AORA Logo

 

In Conversation with John Bell


In Conversation with John Bell

Written by:
Name: Isa Woulfe
Profession: AORA-CSA / Marine Institute

 

 

 

John Bell, Director Healthy Planet, Directorate-General for Research and Innovation, European Commission, talks to AORA at the All-Atlantic Ocean Research Forum held in Brussels from 6-7 February 2020.

 

Where did the idea for the All-Atlantic Ocean Youth Forum originate?

 

We were working together with the scientific communities to look at the needs of the ocean. The needs of the ocean very quickly turned to the needs of the people who live around the ocean, and we realised that part of the issue is that there is a disconnect between what the people closest to ocean science know and what is important to the people who do not know what is going on in the oceans. We therefore, found the need to move out of the world of research and science and into the world of communication, thereby turning this research alliance into a real research community.

 

Most of us live our lives pointing inward into our land-based territories, our cities, our country-sides and the Atlantic. We now need to develop a new community of people who are pointing outwards towards the ocean and seeing it not just an expanse of beautiful and terrifying ocean, but actually a whole community of people around the ocean from pole to pole - from the different peoples who are living around the northern parts of Finland or Canada, to the people who are living in the warmer waters of the Caribbean, to the challenges of those who are living in different conditions in Africa, Brazil and the different parts of Europe and the United States.

 

Science's most important value in the decade of decision, is that we are giving people answers to the questions that they are going to need to solve at local level.

 

When we looked around the different rooms in the United States, Canada, Brazil, South Africa and the European Union, we saw a lot of truly impressive men in suits, very busy doing hugely complicated work and our biggest difficulty was how do we engage not simply with people outside of the room but with the future.

 

One of my thoughts was if we were going to build a community around the Atlantic, the best way to do that is to start with the people who are going to be most affected and most involved. These are the young researchers - the most creative, engaged and leading thinkers - who have a natural ability to network, communicate, build bridges and who have a great interest in being able to move, work and research around the Atlantic.

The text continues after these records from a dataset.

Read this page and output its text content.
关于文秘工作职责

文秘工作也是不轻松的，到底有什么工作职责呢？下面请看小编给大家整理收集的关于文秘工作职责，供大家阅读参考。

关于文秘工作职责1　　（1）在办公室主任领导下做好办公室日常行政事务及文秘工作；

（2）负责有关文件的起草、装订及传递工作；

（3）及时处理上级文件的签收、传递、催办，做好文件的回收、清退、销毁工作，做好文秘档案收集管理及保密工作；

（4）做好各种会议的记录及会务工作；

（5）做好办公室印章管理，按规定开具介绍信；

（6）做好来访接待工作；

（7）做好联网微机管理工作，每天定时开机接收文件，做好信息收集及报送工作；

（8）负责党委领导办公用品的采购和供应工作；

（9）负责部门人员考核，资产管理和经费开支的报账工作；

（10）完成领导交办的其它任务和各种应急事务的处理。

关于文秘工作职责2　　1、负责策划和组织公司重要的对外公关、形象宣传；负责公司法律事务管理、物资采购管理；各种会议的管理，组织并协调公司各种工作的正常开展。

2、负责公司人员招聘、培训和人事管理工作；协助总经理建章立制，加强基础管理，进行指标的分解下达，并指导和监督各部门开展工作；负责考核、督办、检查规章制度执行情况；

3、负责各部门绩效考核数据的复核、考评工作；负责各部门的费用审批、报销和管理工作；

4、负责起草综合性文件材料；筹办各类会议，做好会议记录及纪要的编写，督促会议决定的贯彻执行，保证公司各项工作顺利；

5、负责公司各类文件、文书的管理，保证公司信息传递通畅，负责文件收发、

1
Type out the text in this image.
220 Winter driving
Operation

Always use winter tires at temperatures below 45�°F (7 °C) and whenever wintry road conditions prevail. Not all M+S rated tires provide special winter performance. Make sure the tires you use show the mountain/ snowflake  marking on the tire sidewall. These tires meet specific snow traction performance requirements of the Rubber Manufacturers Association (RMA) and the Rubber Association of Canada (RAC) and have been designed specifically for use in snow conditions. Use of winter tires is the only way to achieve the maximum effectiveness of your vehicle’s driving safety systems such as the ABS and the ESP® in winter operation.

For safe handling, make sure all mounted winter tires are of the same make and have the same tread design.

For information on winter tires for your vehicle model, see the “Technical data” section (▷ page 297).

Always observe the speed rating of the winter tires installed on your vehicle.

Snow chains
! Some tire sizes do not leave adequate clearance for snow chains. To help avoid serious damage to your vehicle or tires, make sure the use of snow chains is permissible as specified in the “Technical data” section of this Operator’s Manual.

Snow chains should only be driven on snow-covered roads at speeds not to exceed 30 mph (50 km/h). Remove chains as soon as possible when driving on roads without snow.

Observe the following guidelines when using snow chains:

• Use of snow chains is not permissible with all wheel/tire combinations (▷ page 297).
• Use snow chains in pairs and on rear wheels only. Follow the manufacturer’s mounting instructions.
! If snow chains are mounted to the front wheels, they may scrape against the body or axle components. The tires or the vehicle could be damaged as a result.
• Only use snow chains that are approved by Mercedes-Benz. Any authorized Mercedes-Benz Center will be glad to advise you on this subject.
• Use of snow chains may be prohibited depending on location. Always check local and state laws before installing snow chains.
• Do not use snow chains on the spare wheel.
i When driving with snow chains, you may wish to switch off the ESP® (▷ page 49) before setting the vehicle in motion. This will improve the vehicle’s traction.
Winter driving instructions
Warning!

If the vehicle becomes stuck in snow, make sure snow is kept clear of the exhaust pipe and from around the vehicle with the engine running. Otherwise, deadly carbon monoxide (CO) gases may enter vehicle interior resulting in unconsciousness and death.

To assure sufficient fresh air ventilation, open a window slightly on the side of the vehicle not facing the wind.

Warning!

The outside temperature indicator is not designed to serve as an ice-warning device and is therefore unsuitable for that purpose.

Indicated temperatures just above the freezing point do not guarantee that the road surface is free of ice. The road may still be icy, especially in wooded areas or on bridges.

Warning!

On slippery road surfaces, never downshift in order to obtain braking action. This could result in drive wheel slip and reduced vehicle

My hope was to build a community that begins with a group of young leaders. They are today's leading thinkers. They will take forward the work that has been done and give it new life and shape, but their key role will be to make connections locally in all the different places where people live and work and inform communities about what they need to know about the ocean and what the ocean needs from them. It is the beginning of a natural and organic way of developing a community around the ocean where science is serving society.

 

The European Union is about the power of convening people. We can solve some of the most impossible problems that we have together that would not be possible separately. The European Union's mission at the moment is to be carbon neutral by 2050. It is the fifth grade mission of the European Union and we started with trying to make peace out of coal steel together. Then we brought and built a market together. Then we built a currency union together. We peacefully reunited the continent together. The European lesson, because of our history, is that you can do very difficult things together that you can very seldom do yourself. Bringing different attitudes and cultures and minds and energy and creativity into the conversation is what makes the future possible, and the European Union really operates in the future tense.

 

How do you see the Youth Ambassadors interacting with politicians, with policy decision makers, and with communities as you say on the ground?

 

It is an invitation to them and a challenge to inhabit this space where they are at the leading edge of their fields and professions. They will have to define their roles. The knowledge is there for them to shape and create and use as they wish, and they should be challenging people like us to say, "This is what we need from science. This is where policy needs the connection, and this is what we bring."

 

It is really to invite them in to create the space for themselves and the next generations of young researchers and build the kind of community of practice and vision that we need for the future.

 

What is your reflection on the important points that the Commissioner made this morning?

 

The whole room of about 700 people were energised by the Commissioner’s really clear message of commitment and support. She reminded us that what we need to think about is how we can act together, that we need to listen and learn from one another, and that we need to take the instruments that are there and make them new and useful.

 She has this extraordinary portfolio of research and innovation of science, but also of education, culture, sport and other areas, and she was talking about how we need to find the vernacular language that people speak when they are going to make decisions and change. So it was a really energizing stir for all of us, and it was great to hear that we have her full political support and engagement for the period ahead.